Lead. That is All I Ask.

Crossposted on HRM Today

You can tell a lot about a society by the way they take care of their children. You can tell a lot about an organization by the way they terminate their employees.

An employee receives a termination notice. This event plays itself out in different ways, on different days, in many different organizations. In your organization, is a termination notice the unfortunate, but expected, end to an ongoing conversation? Or is it a surprise?

Surprises are a huge distraction. Employee energy and focus shifts to the inequity (real or perceived) that has occurred. Customers, what customers? They will say it is unfair, they will call it an injustice. An employee has been wronged, they will say, and they are doing this for her. Or so they think. The employees have gone into self-protection mode, "if it happened to her, it can happen to me." The engagement the organization has worked so hard to enhance, measure and maintain is jeopardized. The credibility the organzitaion has worked so hard to establish is chipped away at, one surprise at a time.

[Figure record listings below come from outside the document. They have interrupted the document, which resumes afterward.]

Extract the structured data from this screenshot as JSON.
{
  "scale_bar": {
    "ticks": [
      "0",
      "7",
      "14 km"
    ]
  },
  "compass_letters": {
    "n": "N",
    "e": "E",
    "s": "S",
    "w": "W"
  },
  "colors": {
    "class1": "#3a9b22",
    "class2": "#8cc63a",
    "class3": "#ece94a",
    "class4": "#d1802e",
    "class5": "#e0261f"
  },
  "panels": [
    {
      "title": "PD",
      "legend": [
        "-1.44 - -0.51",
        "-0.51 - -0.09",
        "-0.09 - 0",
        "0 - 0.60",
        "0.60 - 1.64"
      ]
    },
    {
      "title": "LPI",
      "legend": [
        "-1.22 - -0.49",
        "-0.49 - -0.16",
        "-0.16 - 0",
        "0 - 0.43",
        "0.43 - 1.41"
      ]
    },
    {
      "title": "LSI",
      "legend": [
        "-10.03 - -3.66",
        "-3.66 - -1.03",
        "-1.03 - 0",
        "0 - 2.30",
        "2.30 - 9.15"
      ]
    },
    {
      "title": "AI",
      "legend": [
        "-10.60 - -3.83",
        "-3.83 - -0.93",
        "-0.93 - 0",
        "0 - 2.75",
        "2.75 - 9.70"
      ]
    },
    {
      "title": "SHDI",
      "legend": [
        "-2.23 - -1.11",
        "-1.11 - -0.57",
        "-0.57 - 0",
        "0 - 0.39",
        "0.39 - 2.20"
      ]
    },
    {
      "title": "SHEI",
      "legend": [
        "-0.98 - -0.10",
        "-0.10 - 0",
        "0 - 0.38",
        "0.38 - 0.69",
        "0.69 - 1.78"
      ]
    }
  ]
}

Doug Conant, CEO of Campbell Soup was quoted in Harvard Business Review  (subscription needed for full article) saying, "You can't talk your way out of something you behaved your way into. You have to behave your way out of it." Now, how absolutely perfect is that?!

Leaders, want to engage employees? Talk to them. Let them know what you think. Tell them when they are in troubled waters. Provide them with an opportunity to succeed. Lead.

Don't take your organizational credibility for granted. Protect it fiercely. Everything else is just icing on the cake.